Niestety to było konieczne i nie będę ukrywał, że kosztowało mnie to sporo stresu, ale także trochę straconego czasu. W końcu przez dłuższy moment nie grałem nigdzie i to mnie najbardziej bolało. W końcu mecz jest kwintesencją poświęcenia i ciężkiej pracy, a ja tylko trenowałem i nic poza tym. To było bardzo przytłaczające, patrząc na to z perspektywy czasu.

Koleje losu spowodowały, że znalazłeś się poza szczeblem centralnym, natomiast twój Tata trenuje Bruk-Bet Termalicę, a starszy brat regularnie występuje w pierwszoligowym Chrobrym Głogów. Patrzysz na ich obecne poczynania z lekką zazdrością?

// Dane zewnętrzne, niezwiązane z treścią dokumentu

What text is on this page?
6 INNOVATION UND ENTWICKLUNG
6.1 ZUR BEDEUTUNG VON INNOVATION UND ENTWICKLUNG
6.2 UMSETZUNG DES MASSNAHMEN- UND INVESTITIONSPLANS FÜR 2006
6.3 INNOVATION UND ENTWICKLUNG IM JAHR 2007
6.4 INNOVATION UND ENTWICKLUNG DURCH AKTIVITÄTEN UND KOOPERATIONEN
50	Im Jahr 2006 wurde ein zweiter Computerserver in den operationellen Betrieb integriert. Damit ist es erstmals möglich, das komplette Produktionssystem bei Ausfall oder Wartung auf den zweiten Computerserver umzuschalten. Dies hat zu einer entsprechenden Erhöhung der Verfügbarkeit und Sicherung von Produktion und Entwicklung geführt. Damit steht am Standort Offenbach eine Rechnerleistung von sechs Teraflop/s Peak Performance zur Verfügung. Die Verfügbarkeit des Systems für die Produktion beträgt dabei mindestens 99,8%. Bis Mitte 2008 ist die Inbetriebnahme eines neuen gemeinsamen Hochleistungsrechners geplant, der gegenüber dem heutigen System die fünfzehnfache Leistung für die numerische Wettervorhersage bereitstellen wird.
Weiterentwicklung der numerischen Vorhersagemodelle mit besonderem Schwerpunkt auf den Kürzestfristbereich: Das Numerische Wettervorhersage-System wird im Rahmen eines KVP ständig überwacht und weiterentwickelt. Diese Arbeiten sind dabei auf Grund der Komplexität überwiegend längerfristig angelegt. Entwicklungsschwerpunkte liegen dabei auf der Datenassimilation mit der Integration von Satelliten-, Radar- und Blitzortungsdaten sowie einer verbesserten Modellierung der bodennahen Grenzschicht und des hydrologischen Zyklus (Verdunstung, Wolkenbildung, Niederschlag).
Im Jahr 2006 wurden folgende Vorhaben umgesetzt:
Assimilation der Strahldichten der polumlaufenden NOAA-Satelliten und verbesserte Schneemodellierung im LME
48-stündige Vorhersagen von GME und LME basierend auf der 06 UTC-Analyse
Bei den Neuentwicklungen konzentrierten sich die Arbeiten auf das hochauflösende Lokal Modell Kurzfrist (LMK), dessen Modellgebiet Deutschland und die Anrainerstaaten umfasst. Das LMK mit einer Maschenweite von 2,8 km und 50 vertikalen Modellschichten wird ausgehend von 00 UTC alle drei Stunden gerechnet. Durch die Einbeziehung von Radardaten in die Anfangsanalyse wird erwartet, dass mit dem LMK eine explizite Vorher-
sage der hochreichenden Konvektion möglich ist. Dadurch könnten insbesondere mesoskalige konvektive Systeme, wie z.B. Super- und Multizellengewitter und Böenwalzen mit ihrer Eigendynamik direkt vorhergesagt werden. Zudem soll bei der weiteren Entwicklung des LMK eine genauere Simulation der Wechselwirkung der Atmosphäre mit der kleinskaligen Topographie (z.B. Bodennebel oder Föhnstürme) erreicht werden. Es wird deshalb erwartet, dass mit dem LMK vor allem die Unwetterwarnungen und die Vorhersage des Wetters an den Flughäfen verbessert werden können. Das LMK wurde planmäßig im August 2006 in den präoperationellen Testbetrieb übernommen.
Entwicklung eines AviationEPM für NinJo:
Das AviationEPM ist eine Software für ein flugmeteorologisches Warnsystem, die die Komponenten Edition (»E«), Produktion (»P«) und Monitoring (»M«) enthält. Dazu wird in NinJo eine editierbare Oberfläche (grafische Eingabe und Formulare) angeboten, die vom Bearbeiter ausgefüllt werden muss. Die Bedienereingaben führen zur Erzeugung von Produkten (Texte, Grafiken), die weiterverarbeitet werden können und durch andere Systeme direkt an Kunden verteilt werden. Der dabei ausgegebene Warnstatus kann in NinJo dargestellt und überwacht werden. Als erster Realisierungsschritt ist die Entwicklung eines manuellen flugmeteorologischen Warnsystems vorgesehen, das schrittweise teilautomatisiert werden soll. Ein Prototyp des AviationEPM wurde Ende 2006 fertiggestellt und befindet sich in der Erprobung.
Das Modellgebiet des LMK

Nie nazwałbym tego w ten sposób. Bardziej bym powiedział, że cieszę się, bo wiem jak każdy z nich musiał ciężko pracować na to, aby znaleźć się w tym miejscu. Znając ich uważam, że zasługują na to, aby trafili oni jeszcze wyżej. Tata w końcu pokazał, że jest w stanie wywalczyć z zespołami awans do Ekstraklasy. Ale również uważam swojego brata za bardzo solidnego zawodnika, który występuje na pozycji, często przez wielu niedocenianej. Bardzo w niego wierzę i cieszę się z jego każdego solidnego występu. Ogólnie wzajemnie sobie kibicujemy, nigdy nikt nikomu źle nie życzył i każdy wzajemnie sobie pomaga - czy to słownie, czy też w inny sposób. Do tego dochodzi mama, która ma taką wiedzę, że niejednego pasjonata mogłaby zaskoczyć. Dodatkowo często jeździ na nasze mecze i kibicuje nam. To wszystko fajnie się ze sobą komponuje.

A przyjście do ROW-u konsultowałeś z tatą, ogólnie ze swoją rodziną?

Staram się wiele rzeczy konsultować z tatą czy też bratem. Dobrze jest bowiem poznać zdanie innej osoby, czasami posiadającej inną perspektywę na pewne sprawy. Wiadomo że ostateczną decyzję zawsze podejmuje już ja, ale fajnie jest wysłuchać opinii, z których można wyciągnąć konstruktywne wnioski.